La gimnasta leonesa prepara la cita internacional en Murcia y Alicante
Carolina Rodríguez realiza uno de sus ejercicios en el Palacio Municipal. SECUNDINO PÉREZ
César F. Buitrón / León
Carolina Rodríguez está en la recta final antes de viajar a Japón para competir en el Campeonato del Mundo de gimnasia rítmica que se disputa a principios del mes de septiembre en Mie.
Hasta ahora la temporada de la leonesa ha sido casi perfecta.
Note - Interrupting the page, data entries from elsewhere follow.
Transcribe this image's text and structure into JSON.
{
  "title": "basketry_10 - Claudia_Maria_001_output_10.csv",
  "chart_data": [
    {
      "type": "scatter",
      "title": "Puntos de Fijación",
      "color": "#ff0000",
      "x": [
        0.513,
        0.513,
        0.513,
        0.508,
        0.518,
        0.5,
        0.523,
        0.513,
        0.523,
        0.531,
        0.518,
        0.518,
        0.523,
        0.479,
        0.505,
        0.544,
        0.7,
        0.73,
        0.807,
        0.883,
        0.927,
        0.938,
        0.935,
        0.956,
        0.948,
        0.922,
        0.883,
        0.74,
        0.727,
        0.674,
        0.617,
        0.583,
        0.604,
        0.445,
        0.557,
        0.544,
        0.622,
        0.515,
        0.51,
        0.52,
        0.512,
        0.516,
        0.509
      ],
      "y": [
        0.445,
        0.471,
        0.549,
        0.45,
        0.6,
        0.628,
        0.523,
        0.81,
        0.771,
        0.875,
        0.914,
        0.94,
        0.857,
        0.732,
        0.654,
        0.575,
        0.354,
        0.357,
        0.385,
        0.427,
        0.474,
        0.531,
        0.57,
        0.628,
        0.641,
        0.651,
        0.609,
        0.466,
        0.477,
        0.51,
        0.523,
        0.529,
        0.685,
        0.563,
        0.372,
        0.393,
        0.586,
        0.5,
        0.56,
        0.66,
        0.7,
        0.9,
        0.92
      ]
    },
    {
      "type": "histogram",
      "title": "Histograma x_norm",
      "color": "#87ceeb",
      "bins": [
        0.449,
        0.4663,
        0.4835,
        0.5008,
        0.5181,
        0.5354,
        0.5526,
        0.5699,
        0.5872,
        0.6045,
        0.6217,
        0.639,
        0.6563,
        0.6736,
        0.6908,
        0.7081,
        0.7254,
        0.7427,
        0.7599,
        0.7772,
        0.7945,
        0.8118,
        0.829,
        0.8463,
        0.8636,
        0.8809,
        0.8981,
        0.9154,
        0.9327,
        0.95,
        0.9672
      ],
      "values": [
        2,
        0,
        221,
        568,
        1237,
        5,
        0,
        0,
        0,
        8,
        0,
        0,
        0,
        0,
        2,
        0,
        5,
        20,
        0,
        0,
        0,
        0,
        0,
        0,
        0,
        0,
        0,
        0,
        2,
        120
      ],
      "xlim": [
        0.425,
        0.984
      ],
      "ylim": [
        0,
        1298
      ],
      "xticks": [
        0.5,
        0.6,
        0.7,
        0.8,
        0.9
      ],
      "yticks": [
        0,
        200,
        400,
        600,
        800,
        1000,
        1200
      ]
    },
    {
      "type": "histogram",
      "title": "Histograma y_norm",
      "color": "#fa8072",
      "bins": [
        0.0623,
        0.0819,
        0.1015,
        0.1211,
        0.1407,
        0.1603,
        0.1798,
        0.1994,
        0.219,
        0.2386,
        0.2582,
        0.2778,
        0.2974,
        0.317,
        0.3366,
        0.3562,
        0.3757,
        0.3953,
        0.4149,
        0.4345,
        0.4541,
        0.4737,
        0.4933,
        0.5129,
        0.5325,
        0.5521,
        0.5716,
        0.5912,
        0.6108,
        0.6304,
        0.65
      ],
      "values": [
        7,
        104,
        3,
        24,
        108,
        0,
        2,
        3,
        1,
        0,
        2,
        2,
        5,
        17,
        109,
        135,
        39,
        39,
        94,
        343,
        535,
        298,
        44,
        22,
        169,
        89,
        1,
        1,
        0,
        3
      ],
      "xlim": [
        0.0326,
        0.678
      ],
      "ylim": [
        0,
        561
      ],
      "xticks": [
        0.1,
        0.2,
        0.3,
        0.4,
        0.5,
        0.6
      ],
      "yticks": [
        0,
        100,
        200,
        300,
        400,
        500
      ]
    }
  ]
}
Ha ido a más, confirmándose como la líder de la selección española de gimnasia rítmica con su medalla en una de las competiciones previas a la Copa del Mundo y su bronce en los Juegos del Mediterráneo recientemente disputados en Pescara.
Los entrenamientos en León a las órdenes de Ruth Fernández, a caballo entre la instalación de Armunia, el Palacio de Deportes y el frontón de la Universidad de León, han ido viento en popa y los controles que ha hecho en Madrid supervisados por la nueva seleccionadora española de gimnasia rítmica, así como el Campeonato de España recién disputado en Ponferrada y los Juegos del Mediterráneo en los que compitió hace tres semanas confirmaron sus progresos.
Para llegar a Mie le queda un mes y medio y Carolina Rodríguez no va a escatimar esfuerzos para llegar a Japón en el mejor momento de forma de su carrera. La leonesa se irá a tierras levantinas para afrontar dos semanas de entrenamientos intensivos, uno en el centro de tecnificación de Murcia y la segunda semana en Alicante. Desde allí regreso a León, pero con parada en Madrid donde la seleccionadora española volverá a supervisar su trabajo, le corregirá los pequeños detalles que queden por afinar antes de volver a León donde completará su preparación con el campus que el Club Ritmo organiza en La Vecilla del 15 al 23 de agosto que permitirá a la olímpica leonesa concentrarse en sus montajes para dejarlo todo a punto ya que apenas una semana después, el 2 de septiembre, Carolina Rodríguez partirá junto a su entrenadora, Ruth Fernández y el resto de la selección española de gimnasia rumbo a Mie para medirse a las mejores gimnastas del mundo con el objetivo de acercarse a los puestos de final en alguno de los aparatos, un reto casi imposible, pero por el que va a pelear la leonesa que en dos años ha pasado de estar retirada de los tapices a regresar a la elite mundial convertida en la primera gimnasta del equipo nacional.
Un cambio radical en el que ha tenido mucho que ver la entrenadora que empezó a formarla hace casi tres lustros en el Club Ritmo y que la consiguió convencer para que fuera entrando poco a poco en la rutina de los entrenamientos. Al final de la pasada temporada, cuando ganó el Campeonato de España de Primera Categoría, la gimnasta leonesa recibió la llamada de la nueva seleccionadora. Sin la anterior ‘mandamás’ de la rítmica española al frente de la selección, que había sido la ‘culpable’ de su retirada, habían desaparecido todas las trabas para volver a entrar en el equipo nacional. La nueva seleccionadora, la búlgara Efroshina Angelova, confió en ella y Carolina le ha correspondido con éxitos en esa especie de segunda juventud que está viviendo la leonesa, una gimnasta que cuando era una niña que llamaba a las puertas de la selección española era conocida como la ‘gimnasta milagro’ por las condiciones en las que se había formado, sin ningún medio adecuado para trabajar y que, ahora, tras su resurrección deportiva, ha vuelto a protagonizar un nuevo ‘milagro’ con su regreso a la elite mundial y colocándose más arriba de lo que había conseguido estar en su anterior época en la primera línea de la gimnasia rítmica española.